Obezite ameliyatlarından sonra kilo verme sürecinin başladığını ve uzun süre devam ettiğini belirten Prof. Dr. Aktimur, şu bilgileri paylaştı:

“Ameliyat edilen hastaların çoğunda obezite nedeniyle gelişen depresyon bulunduğundan ameliyat sonrasında kilo verme sürecinde hızlıca depresyonun gerileyeceği düşünülse de, durum her zaman bu şekilde seyretmeyebilir. Bu dönemde kilo veriyor olmanın oluşturacağı pozitif etki, ameliyat sonrası dönemde aslında önceden bir nevi tedavi yerine geçen yemek yeme alışkanlıklarının değişmesi ile negatif yönde etkilenebilir. Bu yüzden ameliyat için uygulanacak prosedürün yemek yeme konforunu çok bozmayacak şekilde seçilmesi ve hastalara cerrahi tarafından geniş destek verilmesi çok önemlidir. Biz kendi hastalarımızda uyguladığımız ‘Hızlandırılmış iyileşme protokolleri’ ile hasta konforunu artırarak, ‘liberal beslenme önerileri’ ile hastalarımızın bu süreci daha rahat geçirmesini sağlayarak ve onlara her an kendilerini koruyan ve sarmalayan bir aile içinde olduklarını göstererek bu dönemi çok daha rahat atlatmaktayız. Bu yaklaşım ile hastalarımızda ameliyat sonrası dönemde çok daha az depresyon gözlemlemekte ve mutluluk düzeyinin arttığını deneyim etmekteyiz.”

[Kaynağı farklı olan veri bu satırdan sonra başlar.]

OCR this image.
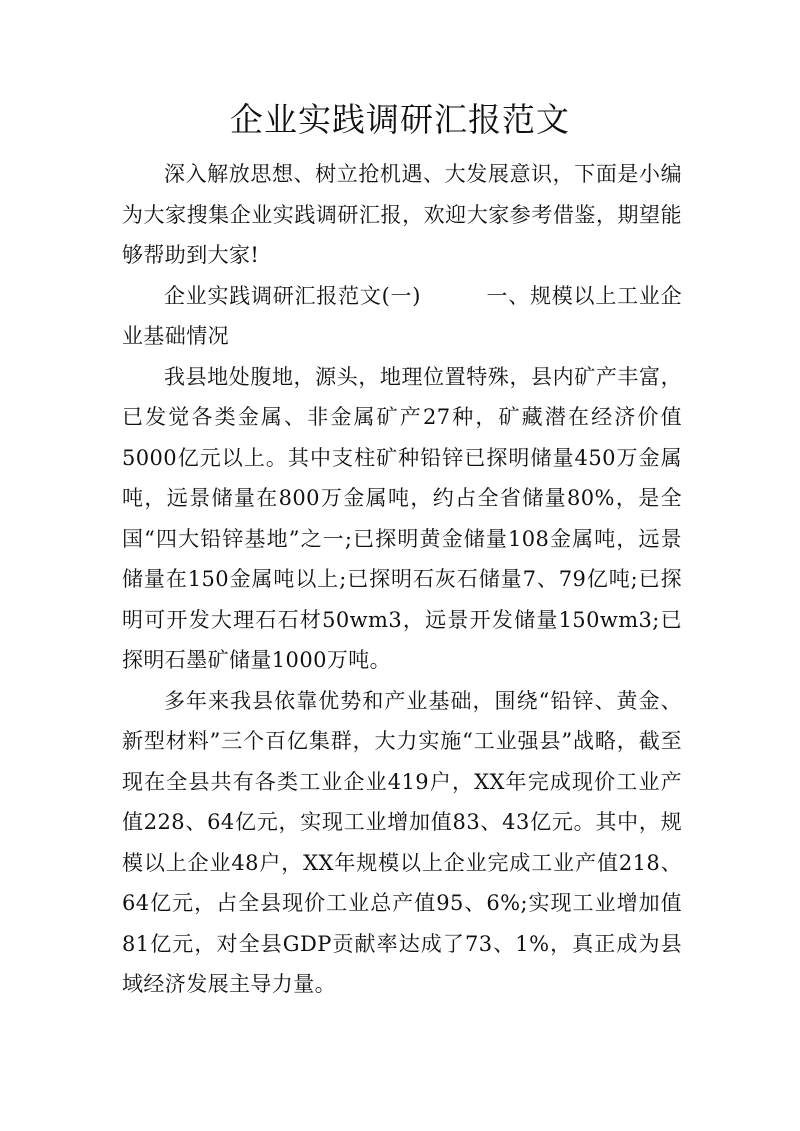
企业实践调研汇报范文

深入解放思想、树立抢机遇、大发展意识，下面是小编为大家搜集企业实践调研汇报，欢迎大家参考借鉴，期望能够帮助到大家!

企业实践调研汇报范文(一)　　　一、规模以上工业企业基础情况

我县地处腹地，源头，地理位置特殊，县内矿产丰富，已发觉各类金属、非金属矿产27种，矿藏潜在经济价值5000亿元以上。其中支柱矿种铅锌已探明储量450万金属吨，远景储量在800万金属吨，约占全省储量80%，是全国“四大铅锌基地”之一;已探明黄金储量108金属吨，远景储量在150金属吨以上;已探明石灰石储量7、79亿吨;已探明可开发大理石石材50wm3，远景开发储量150wm3;已探明石墨矿储量1000万吨。

多年来我县依靠优势和产业基础，围绕“铅锌、黄金、新型材料”三个百亿集群，大力实施“工业强县”战略，截至现在全县共有各类工业企业419户，XX年完成现价工业产值228、64亿元，实现工业增加值83、43亿元。其中，规模以上企业48户，XX年规模以上企业完成工业产值218、64亿元，占全县现价工业总产值95、6%;实现工业增加值81亿元，对全县GDP贡献率达成了73、1%，真正成为县域经济发展主导力量。
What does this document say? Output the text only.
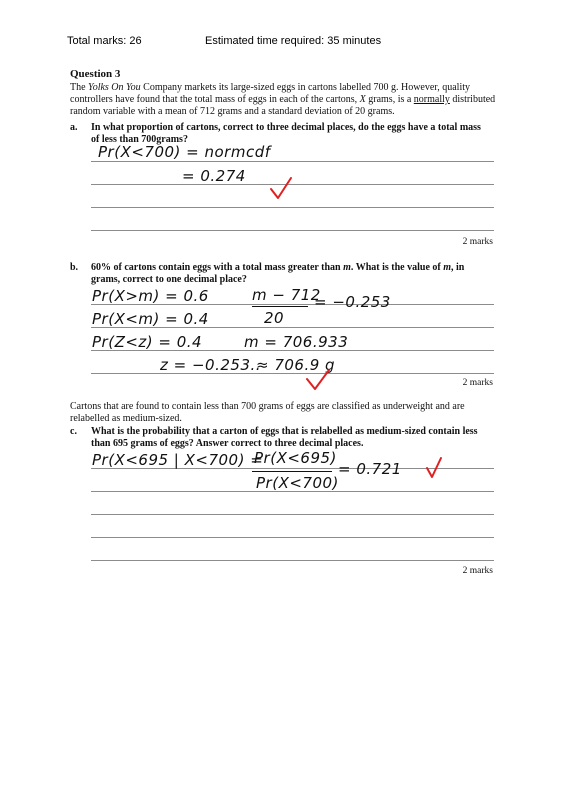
Total marks: 26	Estimated time required: 35 minutes
Question 3
The Yolks On You Company markets its large-sized eggs in cartons labelled 700 g. However, quality controllers have found that the total mass of eggs in each of the cartons, X grams, is a normally distributed random variable with a mean of 712 grams and a standard deviation of 20 grams.
a. In what proportion of cartons, correct to three decimal places, do the eggs have a total mass of less than 700grams?
Pr(X<700) = normcdf
= 0.274
2 marks
b. 60% of cartons contain eggs with a total mass greater than m. What is the value of m, in grams, correct to one decimal place?
Pr(X>m) = 0.6
Pr(X<m) = 0.4
Pr(Z<z) = 0.4
z = −0.253..
m − 712
20
= −0.253
m = 706.933
≈ 706.9 g
2 marks
Cartons that are found to contain less than 700 grams of eggs are classified as underweight and are relabelled as medium-sized.
c. What is the probability that a carton of eggs that is relabelled as medium-sized contain less than 695 grams of eggs? Answer correct to three decimal places.
Pr(X<695 | X<700) =
Pr(X<695)
Pr(X<700)
= 0.721
2 marks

“En iyi psikolojik destek, hastaların uzman hekime rahat ulaşabilmesidir”

Doktora ulaşmanın hasta tarafından önemine değinen Prof. Dr. Aktimur, “Biz kendi protokolümüzde uyguladığımız ve çok başarılı sonuçlar elde ettiğimiz şekilde en iyi psikolojik desteğin, hastaların kendilerini ameliyat eden cerraha çok rahat ulaşabilmeleri olduğunun farkındayız. Doktorları ile olan sıkı ve pozitif bağlantıyı önceden ameliyat ettiğimiz hastalarımızla aralarında kurduğumuz aktif sosyal portallarla desteklemekteyiz” ifadelerini kullandı.